Bien qu’Ellory soit anglais (à l’instar de Raymond Chandler, faut-il le rappeler...), New York est saisi avec un réalisme et une fiabilité dignes des auteurs les plus enracinés dans la ville, sa formation de photographe y étant certainement pour quelque chose. On pourra toujours arguer que les dialogues n’atteignent pas à la crédibilité absolue et étincelante d’un Richard Price dans Lush Life (2008, Souvenez-vous de moi), également ultra local puisque se déroulant intégralement dans le Lower East Side de Manhattan. Surtout, les échanges de rue, les tournures argotiques et familières, les réparties policières qui fusent sur plusieurs pages, passent évidemment avec peine l’écueil de la traduction.

* * *

Si les sessions quotidiennes, imposées à Frank Parrish par la hiérarchie, avec une thérapeute, Dr. Marie Griffin, renvoient d’évidence à celles de Tony Soprano avec Dr. Jennifer Melfi, elles ponctuent surtout à intervalles réguliers les journées d’enquêtes et de tourments du détective, et permettent à son passé qui ne passe pas de ressurgir jour après jour, à l’indispensable travail d’inventaire sur soi de s’effectuer. Très tôt, dès les premiers chapitres en fait, Les Anges de New York devient poignant, le flic malade s’avère la face apparente et le symptôme de toute une société elle-même malade, incapable d’endiguer les mécanismes inexorables qui broient les êtres. 

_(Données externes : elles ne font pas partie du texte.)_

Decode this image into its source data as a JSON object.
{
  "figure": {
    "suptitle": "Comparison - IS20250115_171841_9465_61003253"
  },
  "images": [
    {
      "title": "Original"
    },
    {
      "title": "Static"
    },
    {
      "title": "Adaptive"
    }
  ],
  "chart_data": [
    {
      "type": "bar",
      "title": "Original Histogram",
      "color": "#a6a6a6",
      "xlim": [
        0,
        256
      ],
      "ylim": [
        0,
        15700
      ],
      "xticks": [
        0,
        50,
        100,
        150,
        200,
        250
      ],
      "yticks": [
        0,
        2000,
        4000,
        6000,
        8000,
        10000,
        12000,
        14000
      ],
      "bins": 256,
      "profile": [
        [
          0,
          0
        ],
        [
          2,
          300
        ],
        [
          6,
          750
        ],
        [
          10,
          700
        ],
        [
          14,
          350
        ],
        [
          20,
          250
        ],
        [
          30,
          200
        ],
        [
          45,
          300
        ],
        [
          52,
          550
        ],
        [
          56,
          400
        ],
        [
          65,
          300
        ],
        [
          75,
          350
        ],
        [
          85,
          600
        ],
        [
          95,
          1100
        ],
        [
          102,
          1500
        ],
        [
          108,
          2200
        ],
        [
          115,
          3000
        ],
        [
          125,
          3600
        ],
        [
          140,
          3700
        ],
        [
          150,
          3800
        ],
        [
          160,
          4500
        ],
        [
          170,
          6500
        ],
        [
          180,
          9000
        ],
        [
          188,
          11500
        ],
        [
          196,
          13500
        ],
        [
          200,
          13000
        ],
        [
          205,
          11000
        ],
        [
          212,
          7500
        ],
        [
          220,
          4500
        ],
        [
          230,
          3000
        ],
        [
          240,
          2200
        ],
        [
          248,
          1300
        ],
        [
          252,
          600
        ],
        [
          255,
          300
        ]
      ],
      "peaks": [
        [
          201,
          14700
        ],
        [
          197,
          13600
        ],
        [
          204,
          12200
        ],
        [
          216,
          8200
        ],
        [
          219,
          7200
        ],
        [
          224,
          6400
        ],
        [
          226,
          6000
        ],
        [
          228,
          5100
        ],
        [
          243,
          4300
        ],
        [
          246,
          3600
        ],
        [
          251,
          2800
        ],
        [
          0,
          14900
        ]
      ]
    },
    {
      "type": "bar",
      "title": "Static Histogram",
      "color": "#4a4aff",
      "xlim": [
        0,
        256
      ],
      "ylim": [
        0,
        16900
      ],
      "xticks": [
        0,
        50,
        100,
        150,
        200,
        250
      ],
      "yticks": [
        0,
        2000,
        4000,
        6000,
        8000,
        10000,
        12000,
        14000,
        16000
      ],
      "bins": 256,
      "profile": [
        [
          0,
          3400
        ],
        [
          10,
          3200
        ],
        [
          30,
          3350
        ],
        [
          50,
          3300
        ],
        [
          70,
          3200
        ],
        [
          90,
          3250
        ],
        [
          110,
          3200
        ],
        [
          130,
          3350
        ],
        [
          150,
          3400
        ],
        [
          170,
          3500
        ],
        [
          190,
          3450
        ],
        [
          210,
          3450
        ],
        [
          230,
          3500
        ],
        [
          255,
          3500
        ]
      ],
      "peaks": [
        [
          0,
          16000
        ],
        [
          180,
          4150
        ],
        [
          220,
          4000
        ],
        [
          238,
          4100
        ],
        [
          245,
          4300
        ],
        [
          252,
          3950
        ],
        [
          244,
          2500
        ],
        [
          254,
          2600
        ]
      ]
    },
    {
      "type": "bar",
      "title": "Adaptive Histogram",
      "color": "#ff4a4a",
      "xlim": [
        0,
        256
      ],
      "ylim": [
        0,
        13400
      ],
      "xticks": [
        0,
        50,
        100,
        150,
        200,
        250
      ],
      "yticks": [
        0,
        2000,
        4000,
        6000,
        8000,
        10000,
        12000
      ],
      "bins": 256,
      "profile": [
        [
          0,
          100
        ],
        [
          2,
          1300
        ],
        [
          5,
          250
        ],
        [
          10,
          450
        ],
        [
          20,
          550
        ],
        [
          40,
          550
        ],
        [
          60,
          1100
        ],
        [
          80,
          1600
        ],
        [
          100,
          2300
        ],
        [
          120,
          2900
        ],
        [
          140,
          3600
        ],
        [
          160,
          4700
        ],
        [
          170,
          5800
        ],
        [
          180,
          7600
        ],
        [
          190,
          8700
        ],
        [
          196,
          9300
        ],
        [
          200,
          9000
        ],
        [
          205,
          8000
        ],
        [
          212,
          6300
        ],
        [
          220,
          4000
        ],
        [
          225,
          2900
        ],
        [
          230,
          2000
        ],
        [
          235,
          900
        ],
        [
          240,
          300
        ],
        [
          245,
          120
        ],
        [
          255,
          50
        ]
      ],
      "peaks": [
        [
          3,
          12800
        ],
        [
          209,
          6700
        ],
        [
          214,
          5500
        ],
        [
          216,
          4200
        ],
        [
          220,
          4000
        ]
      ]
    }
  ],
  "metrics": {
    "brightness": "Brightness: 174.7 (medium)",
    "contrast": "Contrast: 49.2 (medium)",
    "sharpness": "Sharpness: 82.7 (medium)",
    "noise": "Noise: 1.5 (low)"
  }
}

Noir et dense, crépusculaire même, lourd comme peut l’être l’atmosphère d’une ville empoisonnée par des meurtres en série qui ne sont que le reflet de ses propres maux, le roman d’Ellory pose la question cruciale de l’inévitable comptabilité des fautes inexpiables, celles des pères, du poids du pêché des aïeux qui pèse sans fin sur les générations suivantes. 
La mort rôde, des adolescentes disparaissent l’une après l’autre, une sombre affaire de snuff movies, puis des meurtres. Mais du fond de son abîme, chacune des victimes regarde Parrish. Dans ses élans désespérés et vains d’humanité, lui ne veut pas laisser seuls sur le lieu du crime les corps frêles et sans vie, avant l’arrivée du coroner. Ils lui évoquent, ces corps, sa propre fille, Caitlin, comme un «?rappel que si personne ne faisait attention à vous, si personne ne gardait un œil sur vous, alors le monde et toutes ses merveilles vous dévoreraient en un clin d’œil. “Vous étiez là, puis soudain vous étiez parti.“?» - «?A reminder that if there was no one there to look after you, no one to keep an eye on things, then the world and all its wonders would devour you in a heartbeat. “You were there, and then you were gone.“?» 


 
 
C’est que cette sainteté-là est aussi une tentation, elle met la barre trop haut. Et qui veut faire l’ange fait la bête.